Я же тихо облегчённо выдохнула:
кровопускание в подобном состоянии, в коем я сейчас находилась -
последнее, что можно было предложить.
Несмотря на душевный раздрай, я всё
же старалась хорошо питаться, понемногу, но часто. Горячий мясной
бульон, подсушенный хлеб, разваренную на воде овсяную кашу, овощные
пюре. Сама же и составила для себя меню, со мной не стали спорить,
сделали, как велела.
Постепенно тело крепло, как и мой
дух, а вместе с ними и воля к жизни.
И вот вторая неделя моего пребывания
в новом мире и новом теле подошла к концу.
- Белла, доброе утро! - мама вошла в
мою опочивальню, на её губах играла привычная ласковая улыбка.

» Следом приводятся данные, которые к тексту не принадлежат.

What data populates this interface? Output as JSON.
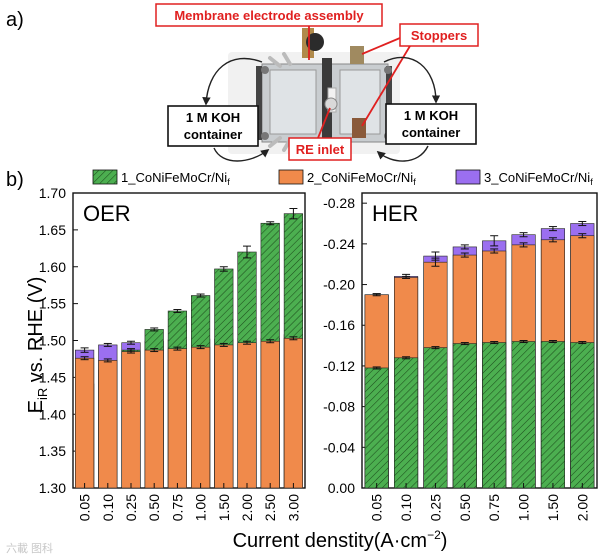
{
  "panel_a": {
    "label": "a)",
    "callouts": {
      "mea": "Membrane electrode assembly",
      "stoppers": "Stoppers",
      "re_inlet": "RE inlet"
    },
    "containers": {
      "left": [
        "1 M KOH",
        "container"
      ],
      "right": [
        "1 M KOH",
        "container"
      ]
    }
  },
  "panel_b": {
    "label": "b)"
  },
  "legend": [
    {
      "name": "1_CoNiFeMoCr/Ni",
      "sub": "f",
      "color": "#4caf50"
    },
    {
      "name": "2_CoNiFeMoCr/Ni",
      "sub": "f",
      "color": "#f08a4b"
    },
    {
      "name": "3_CoNiFeMoCr/Ni",
      "sub": "f",
      "color": "#9b6ff0"
    }
  ],
  "colors": {
    "green": "#4caf50",
    "orange": "#f08a4b",
    "purple": "#9b6ff0",
    "red": "#e02020"
  },
  "xlabel": "Current denstity(A·cm",
  "xlabel_sup": "−2",
  "xlabel_end": ")",
  "ylabel": "E",
  "ylabel_sub": "iR",
  "ylabel_rest": " vs. RHE (V)",
  "watermark": "六載 图科",
  "chart_data": [
    {
      "type": "bar",
      "title": "OER",
      "categories": [
        "0.05",
        "0.10",
        "0.25",
        "0.50",
        "0.75",
        "1.00",
        "1.50",
        "2.00",
        "2.50",
        "3.00"
      ],
      "ylim": [
        1.3,
        1.7
      ],
      "yticks": [
        "1.30",
        "1.35",
        "1.40",
        "1.45",
        "1.50",
        "1.55",
        "1.60",
        "1.65",
        "1.70"
      ],
      "series": [
        {
          "name": "3_CoNiFeMoCr/Nif",
          "values": [
            1.487,
            1.494,
            1.497,
            1.499,
            1.501,
            1.502,
            1.502,
            1.503,
            1.503,
            1.508
          ],
          "err": [
            0.003,
            0.002,
            0.002,
            0.002,
            0.002,
            0.002,
            0.002,
            0.002,
            0.002,
            0.002
          ]
        },
        {
          "name": "1_CoNiFeMoCr/Nif",
          "values": [
            1.441,
            1.46,
            1.487,
            1.515,
            1.54,
            1.561,
            1.597,
            1.62,
            1.659,
            1.672
          ],
          "err": [
            0.002,
            0.002,
            0.002,
            0.002,
            0.002,
            0.002,
            0.003,
            0.008,
            0.002,
            0.007
          ]
        },
        {
          "name": "2_CoNiFeMoCr/Nif",
          "values": [
            1.476,
            1.473,
            1.485,
            1.487,
            1.489,
            1.491,
            1.494,
            1.497,
            1.499,
            1.503
          ],
          "err": [
            0.002,
            0.002,
            0.002,
            0.002,
            0.002,
            0.002,
            0.002,
            0.002,
            0.002,
            0.002
          ]
        }
      ]
    },
    {
      "type": "bar",
      "title": "HER",
      "categories": [
        "0.05",
        "0.10",
        "0.25",
        "0.50",
        "0.75",
        "1.00",
        "1.50",
        "2.00"
      ],
      "ylim": [
        0.0,
        -0.29
      ],
      "yticks": [
        "0.00",
        "-0.04",
        "-0.08",
        "-0.12",
        "-0.16",
        "-0.20",
        "-0.24",
        "-0.28"
      ],
      "series": [
        {
          "name": "3_CoNiFeMoCr/Nif",
          "values": [
            -0.19,
            -0.208,
            -0.228,
            -0.237,
            -0.243,
            -0.249,
            -0.255,
            -0.26
          ],
          "err": [
            0.001,
            0.002,
            0.004,
            0.002,
            0.005,
            0.002,
            0.002,
            0.002
          ]
        },
        {
          "name": "2_CoNiFeMoCr/Nif",
          "values": [
            -0.19,
            -0.207,
            -0.222,
            -0.229,
            -0.233,
            -0.239,
            -0.244,
            -0.248
          ],
          "err": [
            0.001,
            0.001,
            0.004,
            0.002,
            0.002,
            0.002,
            0.002,
            0.002
          ]
        },
        {
          "name": "1_CoNiFeMoCr/Nif",
          "values": [
            -0.118,
            -0.128,
            -0.138,
            -0.142,
            -0.143,
            -0.144,
            -0.144,
            -0.143
          ],
          "err": [
            0.001,
            0.001,
            0.001,
            0.001,
            0.001,
            0.001,
            0.001,
            0.001
          ]
        }
      ]
    }
  ]
}
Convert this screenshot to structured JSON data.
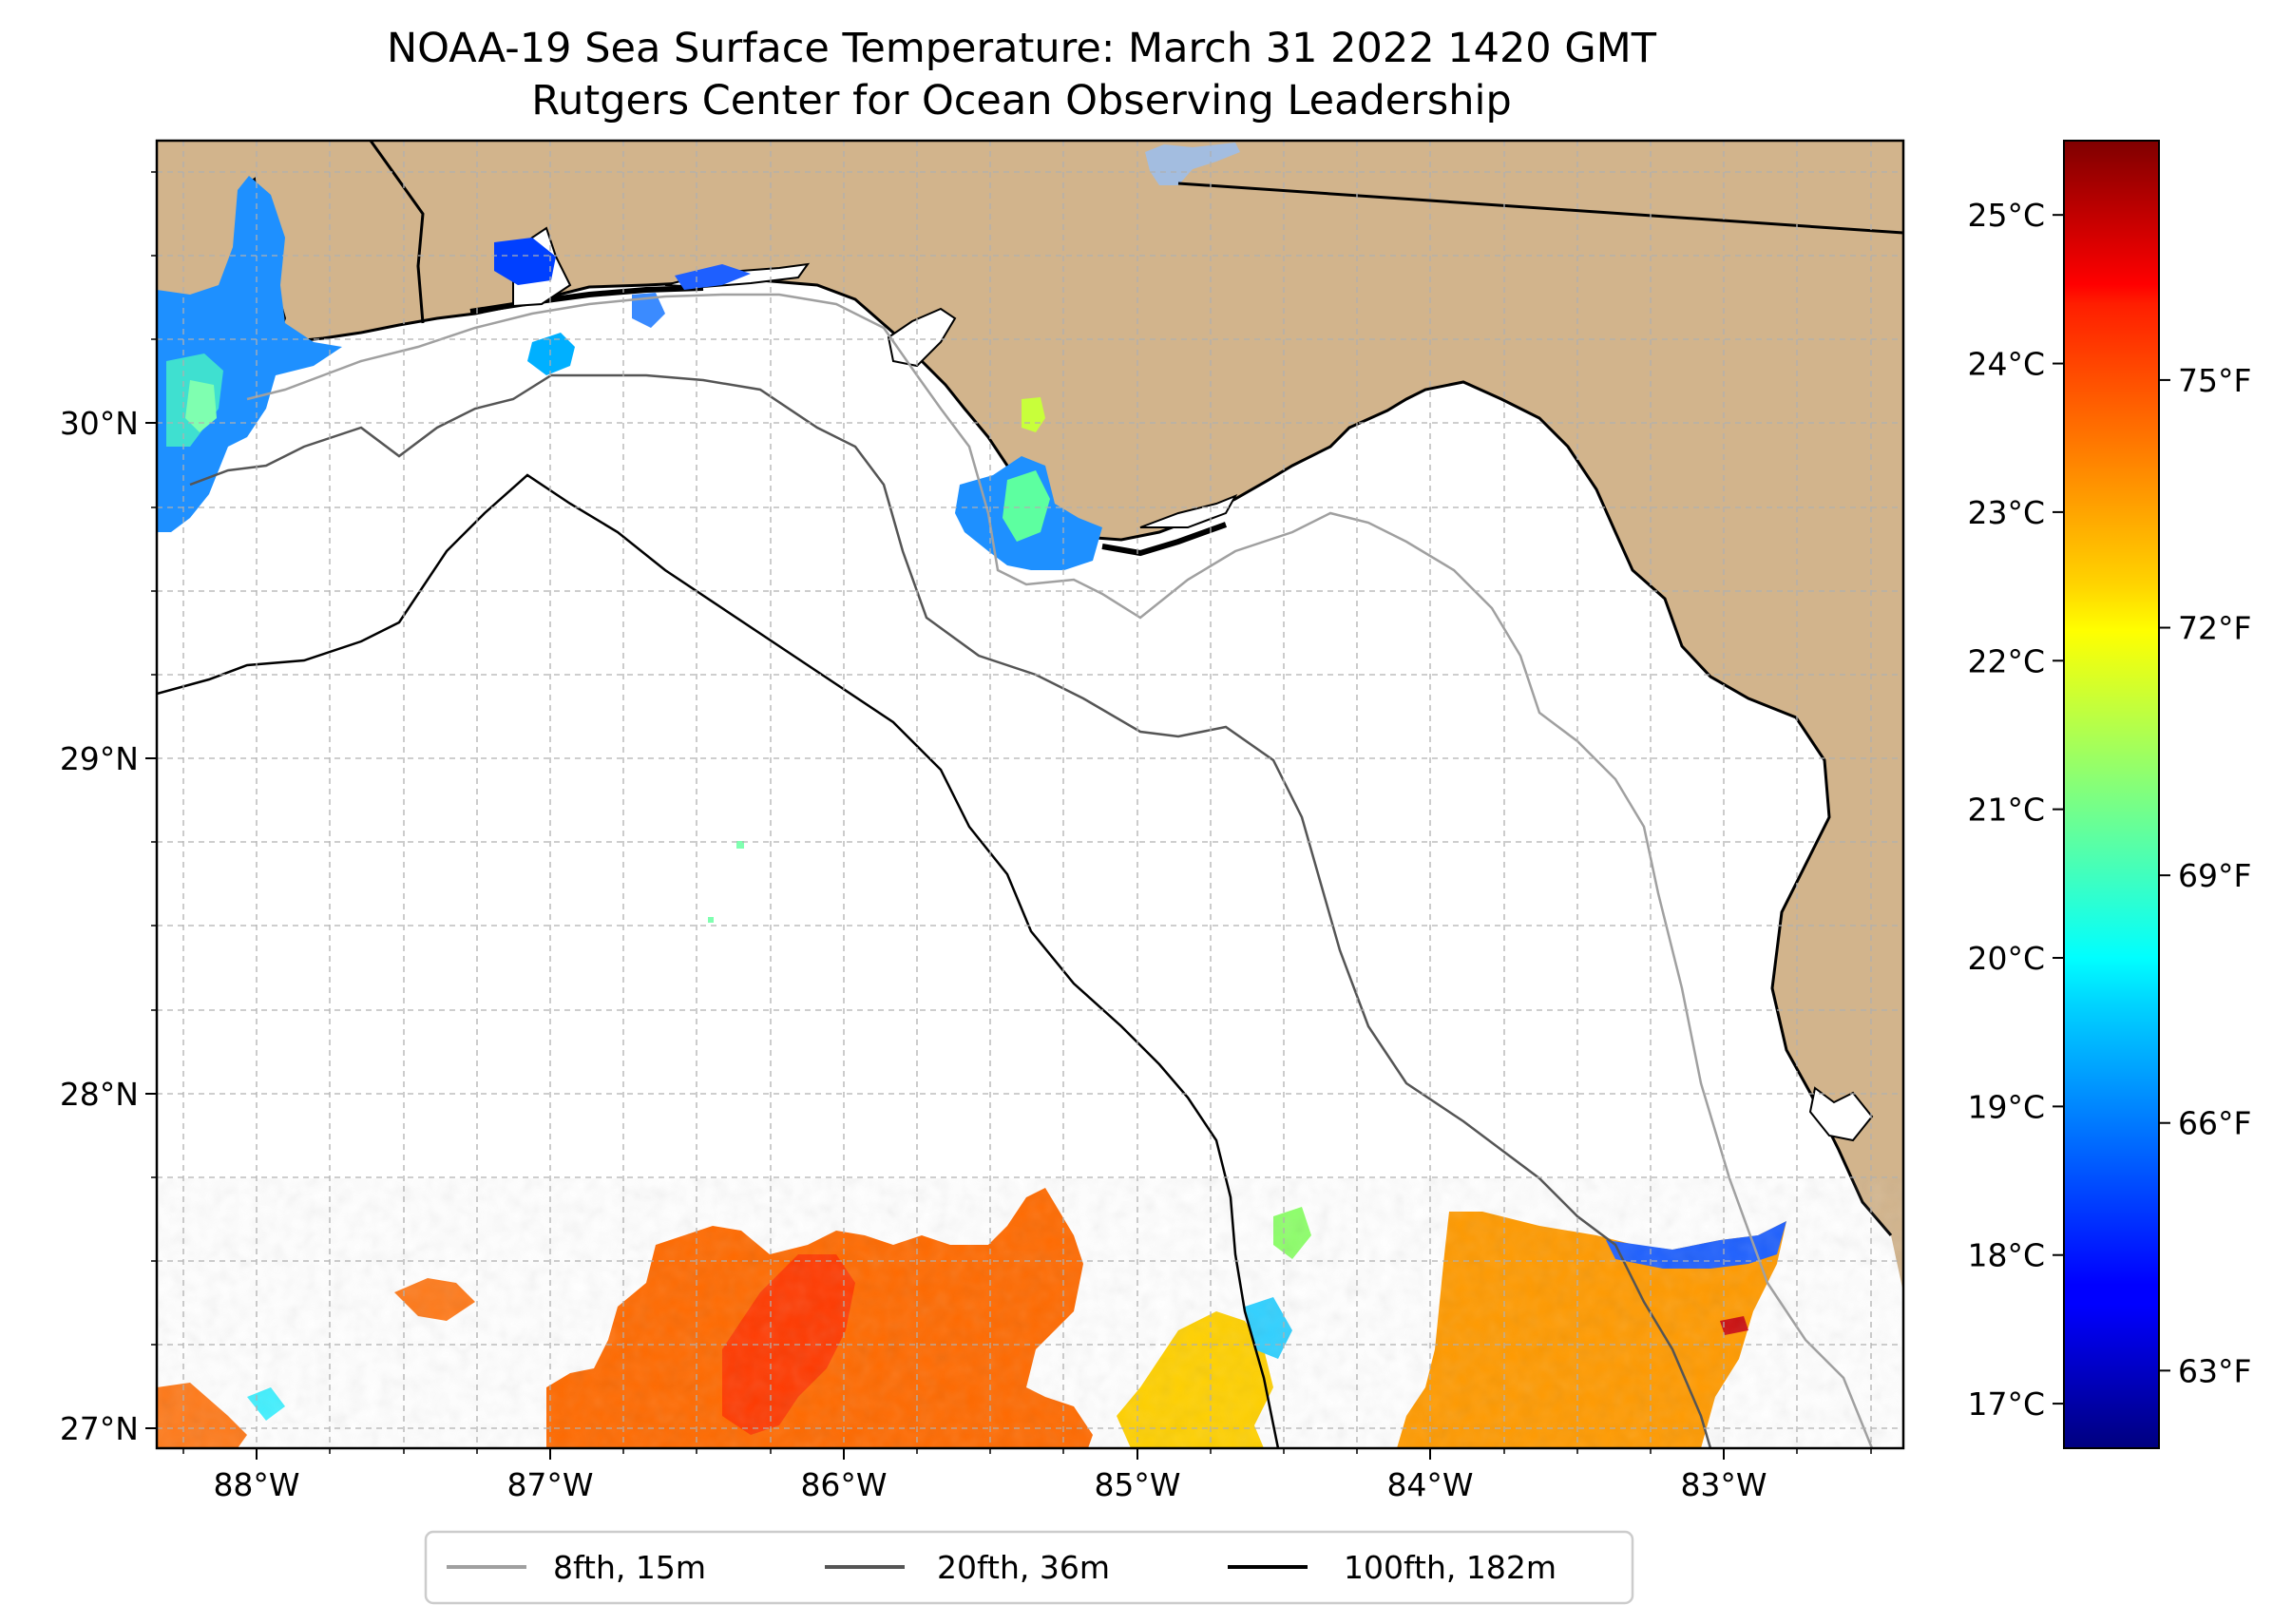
{
  "title": {
    "line1": "NOAA-19 Sea Surface Temperature: March 31 2022 1420 GMT",
    "line2": "Rutgers Center for Ocean Observing Leadership"
  },
  "map": {
    "lon_range": [
      -88.33,
      -82.39
    ],
    "lat_range": [
      26.94,
      30.87
    ],
    "land_color": "#d2b48c",
    "ocean_color": "#ffffff",
    "lon_ticks": [
      {
        "value": -88,
        "label": "88°W"
      },
      {
        "value": -87,
        "label": "87°W"
      },
      {
        "value": -86,
        "label": "86°W"
      },
      {
        "value": -85,
        "label": "85°W"
      },
      {
        "value": -84,
        "label": "84°W"
      },
      {
        "value": -83,
        "label": "83°W"
      }
    ],
    "lat_ticks": [
      {
        "value": 30,
        "label": "30°N"
      },
      {
        "value": 29,
        "label": "29°N"
      },
      {
        "value": 28,
        "label": "28°N"
      },
      {
        "value": 27,
        "label": "27°N"
      }
    ],
    "gridlines": "dashed, every 0.25°",
    "colormap": "jet"
  },
  "colorbar": {
    "range_c": [
      16.7,
      25.5
    ],
    "celsius_ticks": [
      "17°C",
      "18°C",
      "19°C",
      "20°C",
      "21°C",
      "22°C",
      "23°C",
      "24°C",
      "25°C"
    ],
    "celsius_values": [
      17,
      18,
      19,
      20,
      21,
      22,
      23,
      24,
      25
    ],
    "fahrenheit_ticks": [
      "63°F",
      "66°F",
      "69°F",
      "72°F",
      "75°F"
    ],
    "fahrenheit_values": [
      63,
      66,
      69,
      72,
      75
    ]
  },
  "legend": {
    "placement": "bottom-center",
    "items": [
      {
        "label": "8fth, 15m",
        "color": "#a0a0a0"
      },
      {
        "label": "20fth, 36m",
        "color": "#555555"
      },
      {
        "label": "100fth, 182m",
        "color": "#000000"
      }
    ]
  }
}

Женщина подошла к окну и одёрнула портьеры, впуская в комнату
солнечный свет.
Моя комната располагалась в восточной
башне замка, где первые солнечные лучи, проникая сквозь узкие
стрельчатые окна-бойницы, медленно ползли по каменным стенам,
окрашивая их в теплые золотистые тона. В те первые дни, когда
отчаяние захлестывало с головой, именно эти рассветные часы
возвращали мне душевное равновесие.
Массивная кровать под резным
балдахином занимала большую часть пространства. Дубовые столбы,
поддерживающие тяжелый темно-синий полог, были украшены искусной
резьбой - виноградные лозы переплетались с фигурами мифических
существ. Отец заказал эту кровать специально для единственного
ребёнка у лучших мастеров Аландрии, когда ей исполнилось
четырнадцать.
Всю противоположную стену занимали
внушительные сундуки, окованные железом. В них хранились платья
девушки, пошитые из тонкой шерсти и шелка, привезенные купцами из
далёких земель. Рядом с кроватью, на тумбе, стоял небольшой
сундучок для украшений, инкрустированный перламутром и слоновой
костью. Подарок матери любимой дочери в день её первого
причастия.
Молитвенная скамья у окна, если
верить личной служанке, была любимым местом Изабеллы. Здесь она
проводила часы за чтением псалтыри, расшитой золотыми буквицами, на
стене над ней висел гобелен с изображением цветущего сада - работа
монахинь из соседнего аббатства. Местами холодный пол устилали
овечьи шкуры: две лежали у камина, и столько же по бокам от моей
кровати.
Камин… Самой ценной частью комнаты
для меня был именно он. Каждый вечер в нём тихо потрескивали дрова,
тепло, идущее от очага, согревало моё вечно зябнущее в этих
каменных стенах тело. Подле него (камина) стояло два резных
деревянных кресла, куда я пару дней как начала садиться,
завернувшись в тёплый плед и слушая, как огонь медленно сжигает
поленья. Над камином висел старинный щит рода - тёмный,
потускневший от времени, с едва различимым гербом. Он был
напоминанием о доблести предков прежней хозяйки тела.